YARGITAY KARARI
DAİRE : 15. Hukuk Dairesi
ESAS NO : 2007/5688
KARAR NO : 2008/6896
KARAR TARİHİ : 19.11.2008
Mahkemesi :Asliye Hukuk Hakimliği
Yukarıda tarih ve numarası yazılı hükmün duruşmalı olarak temyizen tetkiki davacı vekili tarafından istenmiş olmakla duruşma için tayin edilen günde davacı kooperatif yetkilisi Haluk Yıldız ile davalı kooperatif vekili avukat … ile davalılar… vs. vekili avukat … …. Temyiz dilekçesinin süresi içinde verildiği anlaşıldıktan ve hazır bulunan davacı temsilcisi ile davalılar avukatları dinlendikten sonra vaktin darlığından ötürü işin incelenerek karara bağlanması başka güne bırakılmıştı. Bu kere dosyadaki kağıtlar okunduktan sonra işin gereği konuşulup düşünüldü:
– K A R A R –
04.11.2004 tarihinde … Noterliği’nce doğrudan düzenleme şeklinde imzalanan 48194 nolu sözleşme uyarınca davacı kooperatif ile davalı şahısların ve dava dışı kişilerin paydaşı oldukları …Mahallesinde kain ve tapunun 26320 ada 4 nolu parsel, 26330 ada 3 ve 9 nolu parseller, 27388 ada 5 nolu parsel ile 27389 ada 2, 7 ve 9 nolu parsellerin tevhidi ile oluşan 26300 ada 8 nolu parsel üzerine kat karşılığı inşaat yapılması davacı kooperatife %53, parsel sahiplerine ise %47 hisse verilmesi hususunda davacı yüklenici ile arsa malikleri arasında sözleşme yapılmış ve sözleşme diğer davalı kooperatif tarafından arsa sahipleri adına vekâleten imzalanmıştır.

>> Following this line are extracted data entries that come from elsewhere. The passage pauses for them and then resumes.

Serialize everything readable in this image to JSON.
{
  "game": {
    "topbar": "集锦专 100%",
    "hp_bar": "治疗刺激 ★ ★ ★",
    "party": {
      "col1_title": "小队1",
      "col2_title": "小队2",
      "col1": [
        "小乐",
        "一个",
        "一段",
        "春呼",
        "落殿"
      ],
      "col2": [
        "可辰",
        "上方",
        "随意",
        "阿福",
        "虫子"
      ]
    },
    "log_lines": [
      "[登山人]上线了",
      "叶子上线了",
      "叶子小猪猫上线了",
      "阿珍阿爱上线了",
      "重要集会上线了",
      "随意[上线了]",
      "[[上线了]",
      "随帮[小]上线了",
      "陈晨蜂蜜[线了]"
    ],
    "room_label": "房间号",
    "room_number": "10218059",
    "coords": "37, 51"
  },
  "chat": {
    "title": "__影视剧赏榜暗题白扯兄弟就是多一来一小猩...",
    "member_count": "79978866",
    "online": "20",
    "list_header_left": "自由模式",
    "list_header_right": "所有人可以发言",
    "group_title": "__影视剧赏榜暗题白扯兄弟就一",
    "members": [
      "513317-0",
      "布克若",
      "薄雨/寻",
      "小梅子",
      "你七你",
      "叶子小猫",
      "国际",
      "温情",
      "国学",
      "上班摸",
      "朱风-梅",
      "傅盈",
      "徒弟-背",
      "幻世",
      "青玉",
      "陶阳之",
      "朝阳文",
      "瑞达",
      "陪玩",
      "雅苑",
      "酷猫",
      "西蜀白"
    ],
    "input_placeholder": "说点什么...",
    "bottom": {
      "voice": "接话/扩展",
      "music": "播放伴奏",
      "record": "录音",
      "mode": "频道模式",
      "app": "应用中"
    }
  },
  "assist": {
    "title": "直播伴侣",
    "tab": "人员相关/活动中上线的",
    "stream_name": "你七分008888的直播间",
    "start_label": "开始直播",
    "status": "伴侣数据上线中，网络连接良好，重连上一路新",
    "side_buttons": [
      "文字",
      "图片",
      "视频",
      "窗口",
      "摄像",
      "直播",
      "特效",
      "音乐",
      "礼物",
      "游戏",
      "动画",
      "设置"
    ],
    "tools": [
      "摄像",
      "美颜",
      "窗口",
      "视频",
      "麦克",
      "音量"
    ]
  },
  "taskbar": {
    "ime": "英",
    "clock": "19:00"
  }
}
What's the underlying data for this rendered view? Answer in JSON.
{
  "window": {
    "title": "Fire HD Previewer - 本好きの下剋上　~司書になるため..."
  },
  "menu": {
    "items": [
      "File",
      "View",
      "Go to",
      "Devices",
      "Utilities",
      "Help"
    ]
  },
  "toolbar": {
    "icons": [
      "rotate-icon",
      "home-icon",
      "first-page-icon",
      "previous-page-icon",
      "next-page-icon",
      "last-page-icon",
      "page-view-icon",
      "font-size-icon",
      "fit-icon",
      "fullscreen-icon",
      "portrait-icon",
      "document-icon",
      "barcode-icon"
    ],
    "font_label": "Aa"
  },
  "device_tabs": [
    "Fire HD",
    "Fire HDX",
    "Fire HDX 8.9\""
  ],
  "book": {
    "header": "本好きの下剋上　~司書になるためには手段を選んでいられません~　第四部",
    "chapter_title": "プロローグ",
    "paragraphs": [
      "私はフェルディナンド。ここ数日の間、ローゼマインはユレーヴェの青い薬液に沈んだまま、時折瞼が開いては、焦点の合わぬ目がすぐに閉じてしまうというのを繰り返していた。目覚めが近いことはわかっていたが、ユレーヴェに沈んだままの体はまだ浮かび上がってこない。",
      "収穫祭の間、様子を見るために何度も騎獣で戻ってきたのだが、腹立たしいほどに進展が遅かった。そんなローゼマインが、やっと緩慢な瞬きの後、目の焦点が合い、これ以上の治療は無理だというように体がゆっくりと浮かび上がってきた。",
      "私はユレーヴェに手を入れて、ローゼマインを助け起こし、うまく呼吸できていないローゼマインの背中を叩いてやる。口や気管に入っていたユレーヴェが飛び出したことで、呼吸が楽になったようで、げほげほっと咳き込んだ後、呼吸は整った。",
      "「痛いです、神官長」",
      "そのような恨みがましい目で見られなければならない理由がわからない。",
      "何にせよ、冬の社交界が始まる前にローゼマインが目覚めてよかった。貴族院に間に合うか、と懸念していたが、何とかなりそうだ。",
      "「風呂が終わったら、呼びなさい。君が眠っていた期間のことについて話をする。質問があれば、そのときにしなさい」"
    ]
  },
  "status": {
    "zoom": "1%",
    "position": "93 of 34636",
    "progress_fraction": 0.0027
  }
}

Davalı şahıslarca diğer davalı kooperatife verilen 28.09.2004 tarihli vekâletnamedeki yetkilerden vekilin azledilmesi üzerine davacı yüklenici kooperatifçe açılan bu davada davalı …’a ait gecekondunun yıkımı, inşaata başlanması, gerekli ruhsatların alınması ve sözleşmenin ifası için izin verilmesi talep edilmiş, mahkemece davanın reddine dair verilen karar davacı vekilince temyiz edilmiştir.
1-Davada davalı olarak gösterilen … Konut Yapı Kooperatifi sözleşmenin tarafı olmayıp arsa sahiplerine vekâleten akdi imzalamış olduğundan hakkında açılan davanın husumet nedeniyle reddine karar verilmesi yerine esastan reddi doğru olmamıştır.
2-Yukarıda da açıklandığı gibi inşaat tapuda kayıtlı 7 adet parsel üzerindeki arsalara yapılacak olup, olayda paylı mülkiyet sözkonusudur. Bilindiği üzere TMK’nın 692. maddesinde (paylı malın özgülendiği amacın değiştirilmesi, korumanın ve olağan şekilde kullanmanın gerekli kıldığı ölçüyü aşan yapı işlerine girişilmesi veya paylı malın tamamı üzerinde tasarruf işlemlerinin yapılması aksi kararlaştırılmış olmadıkça bütün paydaşların kabulüne bağlıdır) denilmek suretiyle paylı mal üzerindeki tasarruf işlemlerinin ne şekilde gerçekleştirileceği hükme bağlanmıştır. Bu nedenle 04.11.2004 tarihli sözleşmenin feshedilmiş sayılabilmesi için sözleşmede yer alan tüm paydaşların fesih konusunda iradelerinin birleşmesi zorunludur. Arsa sahiplerinin tamamı akdi feshettiklerini bildirmedikleri gibi 31.03.2006 tarihli azle ilişkin ihtarnamede de akdin feshedildiğine dair bir açıklama yer almamıştır. Bir kısım arsa sahiplerince vekâletname ile verilen yetkilerin geri alınması da sözleşmenin feshi sonucunu doğurmaz. Bu nedenle sözleşmenin geçerli ve halen yürürlükte olduğunun kabulü gerektiğinden davanın BK’nın 97. maddesi doğrultusunda değerlendirilmesi gerekir. Dava konusu olayda aynı sözleşme ile ilgili olarak başka mahkemelerde de davaların açıldığı görülmektedir. O halde mahkemece açılan davaların bu dava ile ilgili olup olmadığı araştırılıp gerektiğinde birleştirme kararı verilmeli, akdin feshi yolunda açılmış bir dava var ise o davanın sonucu gözetilip akdin feshine karar verildiği anlaşıldığı takdirde eldeki dava reddedilmeli, aksi takdirde davalı şahısların sözleşmede belirtilen edimleri yerine getirmede temerrüde düşüp düşmedikleri araştırılıp temerrüde düşülmüş ise akdin ifası için gerekli işlemlerin yapılması bakımından verilecek izin ve yetkiler de açıkça belirtilmek suretiyle dava karara bağlanmalıdır.
Mahkemece bu hususlar üzerinde durulmadan eksik inceleme ve değerlendirme ile davanın reddi doğru olmamış, kararın bozulması uygun bulunmuştur.
SONUÇ:Yukarıda açıklanan nedenlerle hükmün davacı kooperatif yararına BOZULMASINA, duruşmada vekille temsil olunmayan davacı lehine vekâlet ücreti takdirine yer olmadığına, ödediği temyiz peşin harcının istek halinde temyiz eden davacıya geri verilmesine, 19.11.2008 gününde oybirliğiyle karar verildi.